Il terzo difetto congenito del RdC riguarda l’inserimento lavorativo. Le esperienze internazionali segnalano che le difficoltà non provengono solo dall’offerta (scarse competenze e capacità dei disoccupati) ma anche da quello della domanda (disponibilità di posti e richieste da parte delle imprese). Le politiche attive — quelle affidate ai centri per l’impiego e ai famosi navigator — hanno un’elevata probabilità di fallire nei contesti privi di opportunità d’impiego. Nella maggior parte dei casi, gli «avviabili» rischiano di trasformarsi da poveri in cerca di lavoro a lavoratori poveri e precari. Per contrastare questa spirale, molti Paesi hanno agito in due direzioni. Innanzitutto introducendo incentivi selettivi alle assunzioni, per abbassare il costo del lavoro. In secondo luogo, hanno erogato sussidi pubblici alle basse retribuzioni. Il provvedimento istitutivo del RdC prevede alcuni passi almeno nella prima direzione. È urgente intensificare gli sforzi, sennò è ben difficile che i Patti di Servizio e quelli di Lavoro possano produrre risultati. E in particolare nel Mezzogiorno il RdC finirà per degenerare in un sussidio a perdere, bersaglio di quelle pratiche di cattura clientelare e di corruzione che sono state una costante storica del nostro welfare.

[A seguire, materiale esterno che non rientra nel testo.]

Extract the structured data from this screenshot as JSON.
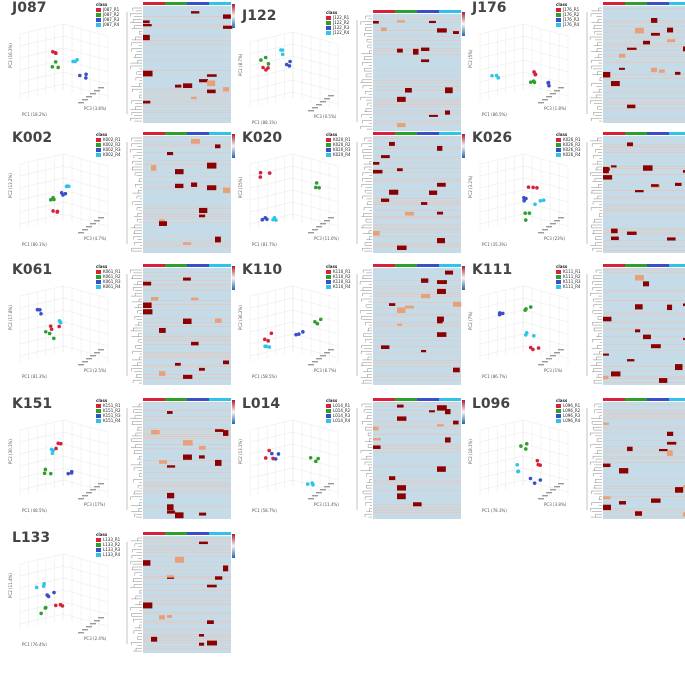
{
  "legend_title": "class",
  "colors": {
    "r1": "#d6213b",
    "r2": "#2ca02c",
    "r3": "#3a4fc7",
    "r4": "#2ec4e8",
    "heat_base": "#c6dbe8",
    "heat_dark": "#8b0000",
    "heat_mid": "#e8a07a"
  },
  "panels": [
    {
      "id": "J087",
      "title": "J087",
      "legend": [
        "J087_R1",
        "J087_R2",
        "J087_R3",
        "J087_R4"
      ],
      "axes": [
        "PC1 (18.2%)",
        "PC2 (16.3%)",
        "PC3 (3.8%)"
      ]
    },
    {
      "id": "J122",
      "title": "J122",
      "legend": [
        "J122_R1",
        "J122_R2",
        "J122_R3",
        "J122_R4"
      ],
      "axes": [
        "PC1 (88.1%)",
        "PC2 (8.7%)",
        "PC3 (0.5%)"
      ]
    },
    {
      "id": "J176",
      "title": "J176",
      "legend": [
        "J176_R1",
        "J176_R2",
        "J176_R3",
        "J176_R4"
      ],
      "axes": [
        "PC1 (86.5%)",
        "PC2 (5%)",
        "PC3 (1.8%)"
      ]
    },
    {
      "id": "K002",
      "title": "K002",
      "legend": [
        "K002_R1",
        "K002_R2",
        "K002_R3",
        "K002_R4"
      ],
      "axes": [
        "PC1 (80.1%)",
        "PC2 (13.2%)",
        "PC3 (4.7%)"
      ]
    },
    {
      "id": "K020",
      "title": "K020",
      "legend": [
        "K020_R1",
        "K020_R2",
        "K020_R3",
        "K020_R4"
      ],
      "axes": [
        "PC1 (81.7%)",
        "PC2 (15%)",
        "PC3 (11.6%)"
      ]
    },
    {
      "id": "K026",
      "title": "K026",
      "legend": [
        "K026_R1",
        "K026_R2",
        "K026_R3",
        "K026_R4"
      ],
      "axes": [
        "PC1 (35.3%)",
        "PC2 (3.2%)",
        "PC3 (23%)"
      ]
    },
    {
      "id": "K061",
      "title": "K061",
      "legend": [
        "K061_R1",
        "K061_R2",
        "K061_R3",
        "K061_R4"
      ],
      "axes": [
        "PC1 (81.3%)",
        "PC2 (17.8%)",
        "PC3 (2.5%)"
      ]
    },
    {
      "id": "K110",
      "title": "K110",
      "legend": [
        "K110_R1",
        "K110_R2",
        "K110_R3",
        "K110_R4"
      ],
      "axes": [
        "PC1 (58.5%)",
        "PC2 (36.2%)",
        "PC3 (6.7%)"
      ]
    },
    {
      "id": "K111",
      "title": "K111",
      "legend": [
        "K111_R1",
        "K111_R2",
        "K111_R3",
        "K111_R4"
      ],
      "axes": [
        "PC1 (86.7%)",
        "PC2 (7%)",
        "PC3 (1%)"
      ]
    },
    {
      "id": "K151",
      "title": "K151",
      "legend": [
        "K151_R1",
        "K151_R2",
        "K151_R3",
        "K151_R4"
      ],
      "axes": [
        "PC1 (48.5%)",
        "PC2 (30.1%)",
        "PC3 (17%)"
      ]
    },
    {
      "id": "L014",
      "title": "L014",
      "legend": [
        "L014_R1",
        "L014_R2",
        "L014_R3",
        "L014_R4"
      ],
      "axes": [
        "PC1 (58.7%)",
        "PC2 (13.1%)",
        "PC3 (11.4%)"
      ]
    },
    {
      "id": "L096",
      "title": "L096",
      "legend": [
        "L096_R1",
        "L096_R2",
        "L096_R3",
        "L096_R4"
      ],
      "axes": [
        "PC1 (78.3%)",
        "PC2 (18.1%)",
        "PC3 (3.8%)"
      ]
    },
    {
      "id": "L133",
      "title": "L133",
      "legend": [
        "L133_R1",
        "L133_R2",
        "L133_R3",
        "L133_R4"
      ],
      "axes": [
        "PC1 (76.4%)",
        "PC2 (11.4%)",
        "PC3 (2.4%)"
      ]
    }
  ]
}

Sul Reddito di Cittadinanza si è aperto da qualche tempo uno sterile confronto fra attaccanti e difensori l’un contro l’altro armati. La cultura politica italiana è ben poco attrezzata per ragionare in modo empirico e pacato sulle politiche pubbliche. In questo caso, sarebbe bene però cambiare registro. La povertà è un problema serio e reale, soprattutto se colpisce i bambini: la civiltà di un Paese si misura anche in base alla capacità di occuparsi dei suoi cittadini più vulnerabili. Per evitare la palude delle recriminazioni e dell’inazione, è il governo che deve dare presto un segnale. Il provvedimento istitutivo prevede un Rapporto annuale sull’attuazione del RdC. Lo aspettiamo e ci aspettiamo che sia uno studio serio e valutativo, non una semplice collezione di tabelle. Se il Conte 2 vuole essere un Governo di legislatura, il Reddito di Cittadinanza deve restare ai primi posti dell’agenda: non per «abolire la povertà», ma per contrastarla nel modo più efficace.

 

Questo articolo è stato pubblicato sul Corriere della Sera il 28 dicembre 2019 ed è stato qui riprodotto previo consenso dell’autore.